Photovoltaik ist für Druckvertrieb ideal: hohe Summen, komplexe Technik, und die meisten Käufer machen das genau einmal im Leben. Ein Laie kann ein Angebot über 25.000 Euro kaum von einem fairen über 15.000 Euro unterscheiden, die Preisspannen am Markt sind real riesig. Genau darauf setzen unseriöse Vertriebe: Sie verkaufen Standardanlagen „von der Stange" ohne echte Dachprüfung, oft deutlich über Marktpreis. Zur Einordnung: Der durchschnittliche Systempreis liegt 2026 bei rund 1.015 Euro pro kWp. Wie ein faires Angebot aussieht, zeigt unser Ratgeber Photovoltaik-Angebot prüfen.

Ihr wichtigstes Recht: 14 Tage Widerruf

Verträge, die an der Haustür, am Telefon oder online geschlossen wurden, können Sie 14 Tage lang ohne Angabe von Gründen widerrufen. Die Frist beginnt erst, wenn Sie ordnungsgemäß über das Widerrufsrecht belehrt wurden; fehlt die Belehrung, verlängert sie sich erheblich. Praktisch heißt das:

  1. Widerruf schriftlich erklären (E-Mail genügt, besser zusätzlich per Einschreiben).
  2. Keine Begründung nötig, kein „Kulanzantrag", es ist Ihr gesetzliches Recht.
  3. Lassen Sie sich nicht einreden, der Widerruf sei „bei Sonderanfertigungen ausgeschlossen". Ob eine Ausnahme greift, entscheidet nicht der Verkäufer. Im Zweifel hilft die Verbraucherzentrale.

Achtung bei einem Trick: Manche Vertriebe wollen sofort mit der „Planung" beginnen, damit Sie einer vorzeitigen Leistungserbringung zustimmen. Unterschreiben Sie so etwas innerhalb der Widerrufsfrist nicht.

Souverän reagieren: Sätze, die funktionieren

Sie müssen an der Tür weder diskutieren noch höflich Kaffee anbieten. Diese Reaktionen haben sich bewährt:

  • An der Haustür: „Ich schließe grundsätzlich keine Verträge an der Haustür ab. Lassen Sie mir gern Unterlagen da." Seriöse Betriebe akzeptieren das sofort, unseriöse werden jetzt drängend, und genau daran erkennen Sie sie.
  • Am Telefon: „Woher haben Sie meine Nummer?" und „Ich habe keiner Werbung zugestimmt, bitte löschen Sie meine Daten." Dann auflegen.

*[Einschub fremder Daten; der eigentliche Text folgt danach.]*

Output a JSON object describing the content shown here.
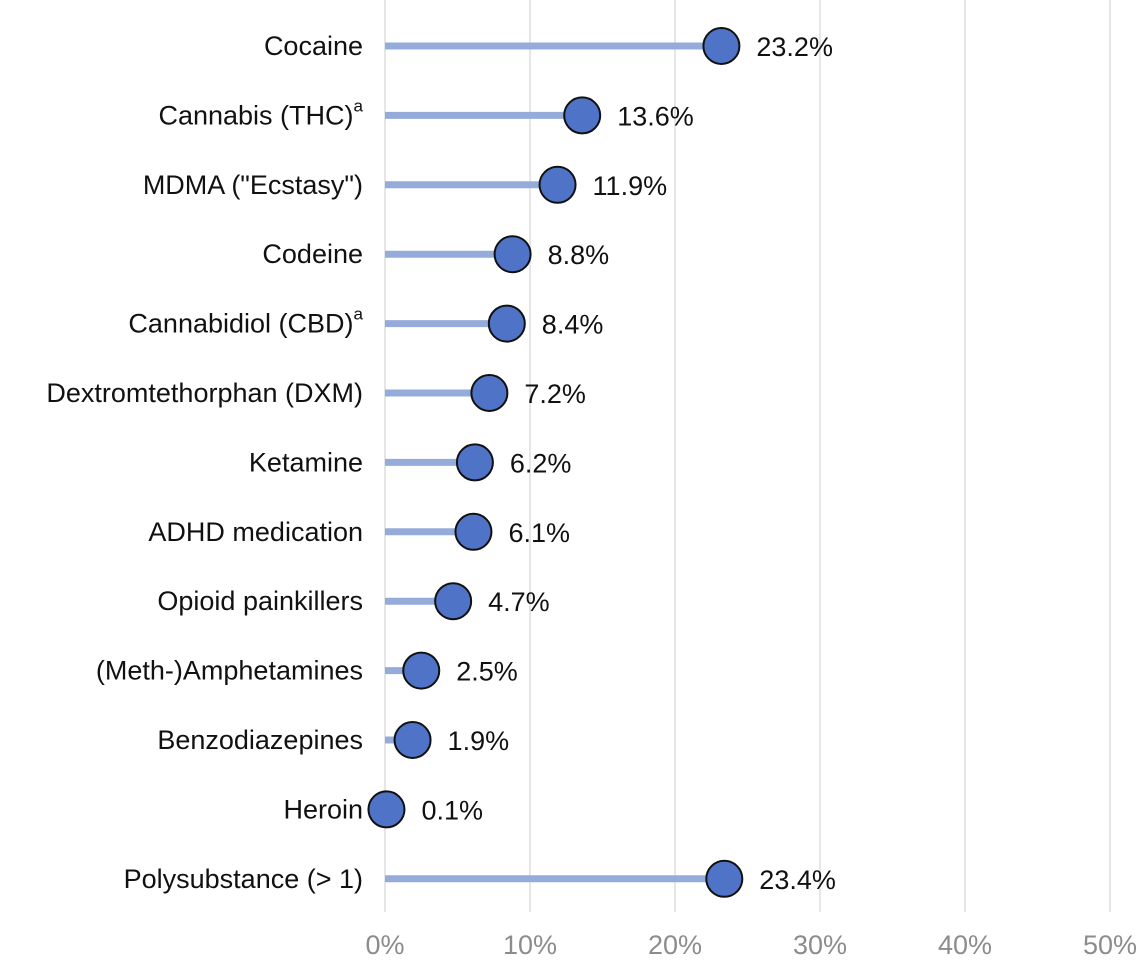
{
  "chart_data": {
    "type": "lollipop",
    "title": "",
    "xlabel": "",
    "ylabel": "",
    "xlim": [
      0,
      50
    ],
    "x_ticks": [
      0,
      10,
      20,
      30,
      40,
      50
    ],
    "x_tick_labels": [
      "0%",
      "10%",
      "20%",
      "30%",
      "40%",
      "50%"
    ],
    "grid": true,
    "categories": [
      {
        "label": "Cocaine",
        "sup": "",
        "value": 23.2,
        "value_label": "23.2%"
      },
      {
        "label": "Cannabis (THC)",
        "sup": "a",
        "value": 13.6,
        "value_label": "13.6%"
      },
      {
        "label": "MDMA (\"Ecstasy\")",
        "sup": "",
        "value": 11.9,
        "value_label": "11.9%"
      },
      {
        "label": "Codeine",
        "sup": "",
        "value": 8.8,
        "value_label": "8.8%"
      },
      {
        "label": "Cannabidiol (CBD)",
        "sup": "a",
        "value": 8.4,
        "value_label": "8.4%"
      },
      {
        "label": "Dextromtethorphan (DXM)",
        "sup": "",
        "value": 7.2,
        "value_label": "7.2%"
      },
      {
        "label": "Ketamine",
        "sup": "",
        "value": 6.2,
        "value_label": "6.2%"
      },
      {
        "label": "ADHD medication",
        "sup": "",
        "value": 6.1,
        "value_label": "6.1%"
      },
      {
        "label": "Opioid painkillers",
        "sup": "",
        "value": 4.7,
        "value_label": "4.7%"
      },
      {
        "label": "(Meth-)Amphetamines",
        "sup": "",
        "value": 2.5,
        "value_label": "2.5%"
      },
      {
        "label": "Benzodiazepines",
        "sup": "",
        "value": 1.9,
        "value_label": "1.9%"
      },
      {
        "label": "Heroin",
        "sup": "",
        "value": 0.1,
        "value_label": "0.1%"
      },
      {
        "label": "Polysubstance (> 1)",
        "sup": "",
        "value": 23.4,
        "value_label": "23.4%"
      }
    ],
    "colors": {
      "stem": "#95acdb",
      "dot_fill": "#4f74c7",
      "dot_stroke": "#111111",
      "grid": "#e6e6e6"
    }
  }
}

Unerlaubte Werbeanrufe können Sie bei der Bundesnetzagentur melden, die dafür Bußgelder verhängt.
  • Bei Zeitdruck: „Ein Angebot, das nur heute gilt, brauche ich nicht." Kein seriöser Meisterbetrieb arbeitet mit Ablaufdatum am selben Tag.

Der beste Schutz: selbst den Anbieter wählen

Die wirksamste Verteidigung gegen das PV-Haustürgeschäft ist, den Spieß umzudrehen: Nicht der Anbieter sucht Sie aus, sondern Sie den Anbieter. Holen Sie aktiv zwei bis drei Angebote mit Vor-Ort-Termin ein und vergleichen Sie sie in Ruhe. Woran Sie gute Betriebe erkennen, lesen Sie im Beitrag Seriöse PV-Fachbetrieb erkennen; was in den Vertrag gehört, im Ratgeber Photovoltaikanlagen-Vertrag prüfen.